The pelvic complaints discussed in this section concern devices placed (or misplaced) in the vaginal area, such as pessaries or tampons, and vaginal discharge and lesions. Often when a patient has complaints in this region, they are vague and overlapping. Careful questioning is needed to determine the true nature of the complaint.
Far too many vulvar and vaginal infections are managed over the telephone. The reasons are patients often have symptoms they’ve had before and are self-diagnosing, providers have only so much time and many such complaints are dismissed as minor, and there are a host of available over-the-counter products worth trying. In reality, it is hard not to treat these complaints via telephone for the sake of convenience alone.
However, there are compelling reasons to delay such treatment. Serious infections, some of them communicable, can be missed. Patient symptoms may be exacerbated by inappropriate treatments. Superinfection with simple and common body bacteria may occur. It can be better to offer patients some comfort measures for relief until they can be seen and their conditions adequately diagnosed. Your clinic or office practice philosophy often dictates what direction you take.
The biggest challenge in this arena is not letting a potential sexually transmitted infection (STI
) go undiagnosed and thus missing an opportunity for proper treatment at a critical time. It is important to determine patients who may be at greatest risk for STIs. This also is a good opportunity to educate them about the signs and symptoms of potential problems. A chart of STI
presenting symptoms, incubation periods, usual course of the disease, and important facts and implications are included here.
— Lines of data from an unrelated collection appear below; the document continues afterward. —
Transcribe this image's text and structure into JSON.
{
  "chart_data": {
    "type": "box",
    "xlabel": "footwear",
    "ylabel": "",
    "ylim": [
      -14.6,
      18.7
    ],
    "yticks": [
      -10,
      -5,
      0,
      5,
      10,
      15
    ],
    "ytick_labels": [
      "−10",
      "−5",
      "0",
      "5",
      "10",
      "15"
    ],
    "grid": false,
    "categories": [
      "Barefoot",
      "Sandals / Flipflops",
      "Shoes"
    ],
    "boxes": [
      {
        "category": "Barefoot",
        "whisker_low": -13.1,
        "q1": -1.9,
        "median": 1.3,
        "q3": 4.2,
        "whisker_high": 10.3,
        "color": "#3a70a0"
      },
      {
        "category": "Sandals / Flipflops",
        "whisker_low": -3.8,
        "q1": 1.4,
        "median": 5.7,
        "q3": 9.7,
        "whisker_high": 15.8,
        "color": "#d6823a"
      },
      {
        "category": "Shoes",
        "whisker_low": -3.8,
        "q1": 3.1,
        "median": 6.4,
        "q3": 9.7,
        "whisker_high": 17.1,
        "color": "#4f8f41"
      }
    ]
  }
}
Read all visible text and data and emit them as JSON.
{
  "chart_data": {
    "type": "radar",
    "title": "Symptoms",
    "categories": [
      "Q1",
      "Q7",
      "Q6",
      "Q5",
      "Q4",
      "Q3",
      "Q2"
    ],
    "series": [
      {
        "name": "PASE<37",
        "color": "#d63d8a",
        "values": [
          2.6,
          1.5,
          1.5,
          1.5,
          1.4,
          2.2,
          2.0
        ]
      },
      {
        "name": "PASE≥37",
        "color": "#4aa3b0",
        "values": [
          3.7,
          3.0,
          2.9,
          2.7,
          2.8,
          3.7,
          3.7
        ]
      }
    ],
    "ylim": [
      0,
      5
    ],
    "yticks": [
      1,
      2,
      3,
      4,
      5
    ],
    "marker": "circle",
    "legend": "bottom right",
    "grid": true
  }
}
It is important to remember that urinary symptoms and vulvovaginitis symptoms may overlap. Yeast infections can affect the urethra and bladder, causing the familiar triad of dysuria, urgency, and frequency. Patients also may mistake the discomfort of urine irritating a vulvar lesion as symptoms of abnormal urination.
Some tried and true remedies may keep patients comfortable until they can be adequately evaluated. Some suggestions of common home remedies are zinc oxide, oatmeal bath products, cold compresses, bags of frozen vegetables secured in an outer wrapper, and even vegetable shortening! You should discuss with the providers with whom you work what comfort measures will be suggested to patients until they can be seen.
Comfort measures we recommend in our clinic/office are:
______________________________________________________________________________________ _________________________________________________________________________________________ _________________________________________________________________________________________ _________________________________________________________________________________________.
Also included in this section are protocols for evaluating patients who have had common outpatient procedures who may call with common related complaints. Detailed information to answer questions regarding Pap smears is also provided. (Note: Zika and other emerging diseases that may be transmitted sexually are not included yet in the STI
chart.) Information on these diseases may be found in Chapter 5
, Table 5-1
: Exposure to Selected Communicable Diseases in Pregnancy.